名古屋市博物館で企画展「尾張氏(うじ)・志段味古墳群をときあかす」が4月28日から6月10日まで開催された。
開催中、志段味古墳群について、視点を変えてシンポジュウムが開催された。
私は4月29日開催の「志段味古墳群と大和王権の東国支配」と題して、花園大学文学部文化遺産学科教授 高橋克壽氏の講演に参加。
帰りに、売店で名古屋市教育委員会発行の「志段見古墳を巡る」を購入。大変わかりやすく古墳初心者の私には最適なテキストだ。
5月19日には「倭の五王の時代と志段味大塚古墳」と題して、京都大学大学院文学研究科教授 坂口英毅氏の講演と、同日京都国立博物館考古室研究員による、「雄略期の東国と志段味大塚古墳」と題した講演に参加した。
これら講演を聴講した後、企画展を見るつもりでいたが、体調的に講演後展示品を見て歩く体力なかった。
ようやく6月8日、午後3時博物館へ出かけたが、1時間もすると背中が痛みを伴って痛くなり、急ぎ足で会場を出る始末。
止むを得ず、冊子「尾張氏・志段味古墳群をときあかす」を購入。この冊子は博物館発行の展示図録になっていたので大変助かった。

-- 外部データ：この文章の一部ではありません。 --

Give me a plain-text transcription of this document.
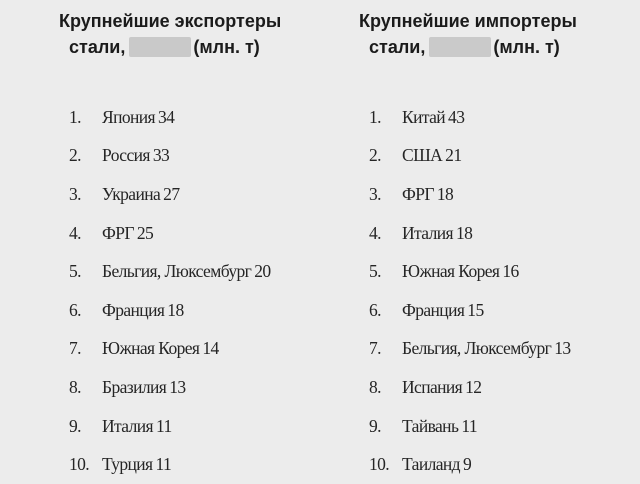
Крупнейшие экспортеры
стали,	(млн. т)
1.	Япония 34
2.	Россия 33
3.	Украина 27
4.	ФРГ 25
5.	Бельгия, Люксембург 20
6.	Франция 18
7.	Южная Корея 14
8.	Бразилия 13
9.	Италия 11
10. Турция 11
Крупнейшие импортеры
стали,	(млн. т)
1.	Китай 43
2.	США 21
3.	ФРГ 18
4.	Италия 18
5.	Южная Корея 16
6.	Франция 15
7.	Бельгия, Люксембург 13
8.	Испания 12
9.	Тайвань 11
10. Таиланд 9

目次はプロローグ 志段味古墳群と尾張の古代史に始まり、1.はじまりの王 2.帆立貝式古墳の武人と地域間の交流 3.濃尾の王、尾張氏 4.古墳と尾張氏の系譜 5.エピローグ 志段味古墳群のいまと将来 と構成されている。
この後に研究員の持論1、持論2が掲載されている。
持論1は「前期志段味古墳群の盛衰」。名古屋市見晴台考古資料館学芸員 酒井将史氏
持論2は「東谷山古墳群の造営集団に迫る」。名古屋市教育委員会文化財保護室 深谷 淳氏
大変長期間の企画展であったが、シンポジュウムや冊子・展示物等を通して、私のような素人にはまとめ切れないほどの情報だ。

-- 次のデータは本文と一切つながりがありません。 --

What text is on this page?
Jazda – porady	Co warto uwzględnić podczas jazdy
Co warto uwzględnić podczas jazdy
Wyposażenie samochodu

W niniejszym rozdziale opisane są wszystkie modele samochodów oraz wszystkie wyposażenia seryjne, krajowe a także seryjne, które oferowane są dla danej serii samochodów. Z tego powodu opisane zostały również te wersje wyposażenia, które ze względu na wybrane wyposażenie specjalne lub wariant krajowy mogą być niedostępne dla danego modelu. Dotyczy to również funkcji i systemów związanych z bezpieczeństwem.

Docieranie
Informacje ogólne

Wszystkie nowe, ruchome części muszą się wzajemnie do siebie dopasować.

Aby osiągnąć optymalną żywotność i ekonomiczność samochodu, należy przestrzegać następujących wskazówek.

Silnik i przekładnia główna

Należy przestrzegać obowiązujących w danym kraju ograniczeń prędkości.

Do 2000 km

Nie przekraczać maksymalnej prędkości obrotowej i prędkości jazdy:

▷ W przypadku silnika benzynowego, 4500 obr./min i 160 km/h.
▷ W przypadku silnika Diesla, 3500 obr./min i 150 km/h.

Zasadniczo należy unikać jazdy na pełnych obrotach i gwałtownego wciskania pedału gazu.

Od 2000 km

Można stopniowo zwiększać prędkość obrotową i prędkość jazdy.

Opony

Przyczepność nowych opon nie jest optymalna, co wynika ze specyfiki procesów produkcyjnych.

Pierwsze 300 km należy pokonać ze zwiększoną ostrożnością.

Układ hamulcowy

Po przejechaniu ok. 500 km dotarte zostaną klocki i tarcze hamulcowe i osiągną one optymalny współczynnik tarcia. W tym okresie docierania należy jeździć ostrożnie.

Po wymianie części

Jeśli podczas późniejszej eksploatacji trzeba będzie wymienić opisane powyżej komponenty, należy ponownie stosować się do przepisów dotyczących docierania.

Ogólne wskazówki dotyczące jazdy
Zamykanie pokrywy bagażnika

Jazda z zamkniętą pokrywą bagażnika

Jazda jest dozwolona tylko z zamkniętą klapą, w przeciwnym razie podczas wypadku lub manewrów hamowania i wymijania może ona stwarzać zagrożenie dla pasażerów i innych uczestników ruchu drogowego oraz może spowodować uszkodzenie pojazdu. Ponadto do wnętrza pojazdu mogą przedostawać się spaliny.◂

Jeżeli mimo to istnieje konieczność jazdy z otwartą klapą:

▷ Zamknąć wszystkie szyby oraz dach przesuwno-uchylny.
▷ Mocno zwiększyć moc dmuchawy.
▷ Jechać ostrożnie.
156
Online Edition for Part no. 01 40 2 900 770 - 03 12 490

中で、私がなるほどと思った点をいくつか思い出しながらまとめてみた。
1 白鳥塚古墳と行燈山古墳を縮尺で重ねると、相似形になるそうだ。
この行燈山古墳はす崇神天皇稜に否定されている古墳だ。
このことから、大和王権との結びつきが強く感じられるそうだ。
2 古墳時代前期における伊勢湾沿岸への埴輪の波及。
赤は大和盆地東南部系の埴輪、青は大和盆地北部系の埴輪。
3 志段味古墳群は、倭王権の東国への進出拠点地ではなかったかとの説。
4 尾張地方の初期古墳はは前方後方墳や方墳が主力だった。(2~3世紀)
5 尾張で初めて前方後円墳・円墳が築かれたのは白鳥塚古墳と尾張戸(おわりべ)神社古墳だそうだ。
6 尾張戸神社の古墳被葬者は尾張氏の始祖?尾張氏の出自はわからない。
7 4世紀前半に東谷山の麓の段丘に大型前方後円墳、東谷山の山頂に円墳⇒5世紀中ごろから6世紀初めにかけて、大久手池北側の段丘面に帆立貝式古墳が始まる。⇒6世紀後半から7世紀後半には、小さな円墳が多数作られる。
こんな程度の、まとめしかできないが、これからも少しづつ古墳を見てゆきたい。
最後に、前方後円という言葉は幕末に蒲生君平(がもうくんぺい)が天皇陵を調査し、「山稜志」にまとめた。その時に前方後円と云う言葉を作ったそうだ。その後前方後円墳が一般的になった由。
結構時代の奥行きがあり、頭の中で整理がつかないまま、書いてみた。